The Financial Conduct Authority (FCA) has published a thematic review in which it reveals its concerns over the way principal firms in the general insurance sector are supervising their appointed representatives (ARs).

The FCA assessed 15 firms , and says that the majority of these could not demonstrate they had effective risk management systems in place concerning their ARs.

Almost half of the 15 firms could not show that they had understood the risks posed by their AR’s activities, and consequently could not demonstrate that they appreciated the risks to their customers. Here, areas of concern identified by the FCA included: the effectiveness of compliance monitoring of the ARs, whether the ARs were sufficiently solvent, and whether effective contracts were in place between the principals and the ARs.

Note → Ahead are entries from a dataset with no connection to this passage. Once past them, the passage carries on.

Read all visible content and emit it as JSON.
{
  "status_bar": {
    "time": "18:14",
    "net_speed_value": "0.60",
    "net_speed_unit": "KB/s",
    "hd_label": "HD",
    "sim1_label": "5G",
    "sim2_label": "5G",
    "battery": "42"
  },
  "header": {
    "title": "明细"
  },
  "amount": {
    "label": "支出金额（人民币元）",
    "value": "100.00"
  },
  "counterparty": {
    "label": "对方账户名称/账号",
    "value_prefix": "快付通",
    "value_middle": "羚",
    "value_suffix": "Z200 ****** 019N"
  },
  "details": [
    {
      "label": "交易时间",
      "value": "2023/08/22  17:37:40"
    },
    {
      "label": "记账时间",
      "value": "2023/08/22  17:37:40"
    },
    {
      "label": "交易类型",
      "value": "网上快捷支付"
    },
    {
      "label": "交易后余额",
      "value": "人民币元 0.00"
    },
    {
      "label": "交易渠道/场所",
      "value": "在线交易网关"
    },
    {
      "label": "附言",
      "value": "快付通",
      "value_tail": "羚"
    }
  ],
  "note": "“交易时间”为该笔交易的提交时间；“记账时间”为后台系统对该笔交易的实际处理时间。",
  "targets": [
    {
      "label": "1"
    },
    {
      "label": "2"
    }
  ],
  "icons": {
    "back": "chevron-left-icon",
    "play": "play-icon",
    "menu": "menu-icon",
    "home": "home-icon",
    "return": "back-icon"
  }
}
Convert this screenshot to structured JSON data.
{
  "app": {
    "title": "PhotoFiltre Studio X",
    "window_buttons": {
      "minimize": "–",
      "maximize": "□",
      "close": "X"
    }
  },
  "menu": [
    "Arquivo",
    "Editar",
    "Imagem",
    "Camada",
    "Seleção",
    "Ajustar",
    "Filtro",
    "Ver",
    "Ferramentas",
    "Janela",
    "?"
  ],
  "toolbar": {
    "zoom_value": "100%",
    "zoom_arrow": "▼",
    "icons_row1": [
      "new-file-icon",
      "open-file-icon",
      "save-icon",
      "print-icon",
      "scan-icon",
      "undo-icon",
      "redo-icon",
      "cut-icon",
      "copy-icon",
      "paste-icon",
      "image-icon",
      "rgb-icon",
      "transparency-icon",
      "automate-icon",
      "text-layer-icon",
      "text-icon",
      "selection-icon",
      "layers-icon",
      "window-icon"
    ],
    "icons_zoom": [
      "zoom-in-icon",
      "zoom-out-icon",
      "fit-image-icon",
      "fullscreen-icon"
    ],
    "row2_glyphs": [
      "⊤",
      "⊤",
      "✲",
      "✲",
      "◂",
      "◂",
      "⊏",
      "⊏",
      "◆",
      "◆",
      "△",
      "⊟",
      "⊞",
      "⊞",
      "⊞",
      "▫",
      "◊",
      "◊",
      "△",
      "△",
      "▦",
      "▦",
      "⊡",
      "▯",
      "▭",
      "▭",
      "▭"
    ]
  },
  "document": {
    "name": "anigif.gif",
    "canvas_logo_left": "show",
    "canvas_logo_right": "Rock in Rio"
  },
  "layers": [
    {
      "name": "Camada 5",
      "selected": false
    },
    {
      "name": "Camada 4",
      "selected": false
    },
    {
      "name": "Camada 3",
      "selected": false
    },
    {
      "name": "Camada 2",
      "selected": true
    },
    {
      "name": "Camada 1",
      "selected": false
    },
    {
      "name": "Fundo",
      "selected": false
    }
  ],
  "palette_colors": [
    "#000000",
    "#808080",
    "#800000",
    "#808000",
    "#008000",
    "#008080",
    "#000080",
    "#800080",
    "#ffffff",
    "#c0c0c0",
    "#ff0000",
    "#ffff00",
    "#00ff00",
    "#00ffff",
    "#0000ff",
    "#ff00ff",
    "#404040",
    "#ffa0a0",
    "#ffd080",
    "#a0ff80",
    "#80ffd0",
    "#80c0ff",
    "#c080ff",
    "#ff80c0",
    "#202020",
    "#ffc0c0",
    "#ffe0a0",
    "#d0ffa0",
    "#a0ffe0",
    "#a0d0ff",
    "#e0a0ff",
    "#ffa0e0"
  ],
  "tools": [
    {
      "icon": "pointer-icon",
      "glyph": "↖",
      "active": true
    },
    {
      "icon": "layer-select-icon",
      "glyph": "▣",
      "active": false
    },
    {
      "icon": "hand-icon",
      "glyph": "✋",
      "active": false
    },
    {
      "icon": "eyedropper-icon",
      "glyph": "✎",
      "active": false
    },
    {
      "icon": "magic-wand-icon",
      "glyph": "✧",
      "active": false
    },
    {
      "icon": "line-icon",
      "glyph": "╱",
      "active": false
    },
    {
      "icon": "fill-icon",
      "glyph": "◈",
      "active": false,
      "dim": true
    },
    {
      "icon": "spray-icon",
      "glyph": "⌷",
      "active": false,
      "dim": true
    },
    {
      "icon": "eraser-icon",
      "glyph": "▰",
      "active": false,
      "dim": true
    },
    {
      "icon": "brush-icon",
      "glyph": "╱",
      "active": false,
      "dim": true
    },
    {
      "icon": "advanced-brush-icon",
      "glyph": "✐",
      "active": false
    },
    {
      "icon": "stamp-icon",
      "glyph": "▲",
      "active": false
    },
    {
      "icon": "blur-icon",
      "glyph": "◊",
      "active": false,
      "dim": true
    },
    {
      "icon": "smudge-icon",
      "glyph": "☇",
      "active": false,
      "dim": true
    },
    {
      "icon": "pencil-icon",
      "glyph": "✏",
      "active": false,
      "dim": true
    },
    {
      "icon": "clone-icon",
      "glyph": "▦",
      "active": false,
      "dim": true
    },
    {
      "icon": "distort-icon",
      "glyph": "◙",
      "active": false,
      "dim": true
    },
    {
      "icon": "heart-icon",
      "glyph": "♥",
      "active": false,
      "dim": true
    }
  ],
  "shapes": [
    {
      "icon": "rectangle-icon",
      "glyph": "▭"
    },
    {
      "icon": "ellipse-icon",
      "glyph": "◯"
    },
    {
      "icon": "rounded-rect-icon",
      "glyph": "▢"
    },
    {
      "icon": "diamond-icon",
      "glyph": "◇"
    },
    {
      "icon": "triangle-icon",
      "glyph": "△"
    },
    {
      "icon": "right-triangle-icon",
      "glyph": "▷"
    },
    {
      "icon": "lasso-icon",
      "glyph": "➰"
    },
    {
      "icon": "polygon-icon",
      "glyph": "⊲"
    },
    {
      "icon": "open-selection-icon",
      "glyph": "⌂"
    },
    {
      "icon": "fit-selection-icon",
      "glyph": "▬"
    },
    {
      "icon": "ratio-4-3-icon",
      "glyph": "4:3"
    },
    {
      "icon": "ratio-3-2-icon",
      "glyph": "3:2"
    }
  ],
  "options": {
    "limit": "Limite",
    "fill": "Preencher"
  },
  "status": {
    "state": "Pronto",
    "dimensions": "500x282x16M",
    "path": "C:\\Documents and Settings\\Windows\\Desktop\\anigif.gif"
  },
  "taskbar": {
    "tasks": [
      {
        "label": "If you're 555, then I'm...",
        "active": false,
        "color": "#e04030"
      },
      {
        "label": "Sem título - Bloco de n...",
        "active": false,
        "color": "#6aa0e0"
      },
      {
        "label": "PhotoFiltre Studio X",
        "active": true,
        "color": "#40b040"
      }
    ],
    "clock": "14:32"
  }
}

At five of the 15 firms the failings are sufficiently serious to require the FCA to take action. All five firms have been prevented from taking on new ARs; two firms have been asked to stop selling insurance; and two firms will be subject to a Section 166 review to assess the effectiveness of their systems and controls, and whether mis-selling and customer detriment has occurred.

Some of the reports in the mainstream media concerning the review have chosen to concentrate on the possibility of a new mis-selling scandal concerning warranty insurance. This insurance was often sold by retail assistants in stores, who were acting as appointed representatives of insurers, and who did not have financial services experience and had not received adequate training. This certainly has echoes of the way much of the store card payment protection insurance was mis-sold – the review makes reference to warranty insurance having been sold to customers who could not claim on it, and to the insurance being sold without the customer being provided with information about exclusions and other key product features.

Each of the 15 firms visited had more than 50 ARs on average, so it would have been an onerous task to effectively monitor them all, yet under FCA rules that is exactly what the firms in question were required to do. One firm admitted to the regulator that it had not understood the full range of activities its AR was carrying out, and that it lacked the resources to supervise all of these activities anyway.

Jonathan Davidson, director of supervision – retail and authorisations at the FCA said:

“While some principals did have a good understanding of their appointed representatives’ activities and their obligations as principal firms, we found widespread examples of poor practices across the sector. In many cases firms were simply failing to understand and manage the risks arising from their appointed representatives’ activities.

“General insurance is a large and important sector and we are concerned about the potential for customer detriment arising from the lack of oversight of appointed representatives. All principal firms need to consider these findings and look again at their practices.”

Since the publication of the review, the regulator has written a ‘Dear CEO’ letter to the chief executives of principal firms in the general insurance sector, summarising the findings of the review and reminding firms that they will be held responsible for any failings identified with their AR’s activities. The letter reads:

“We treat an act or omission of the appointed representative, in respect of the business for which the principal has accepted responsibility, as the act or omission of the principal itself.”

The information shown in this article was correct at the time of publication. Articles are not routinely reviewed and as such are not updated. Please be aware the facts, circumstances or legal position may change after publication of the article.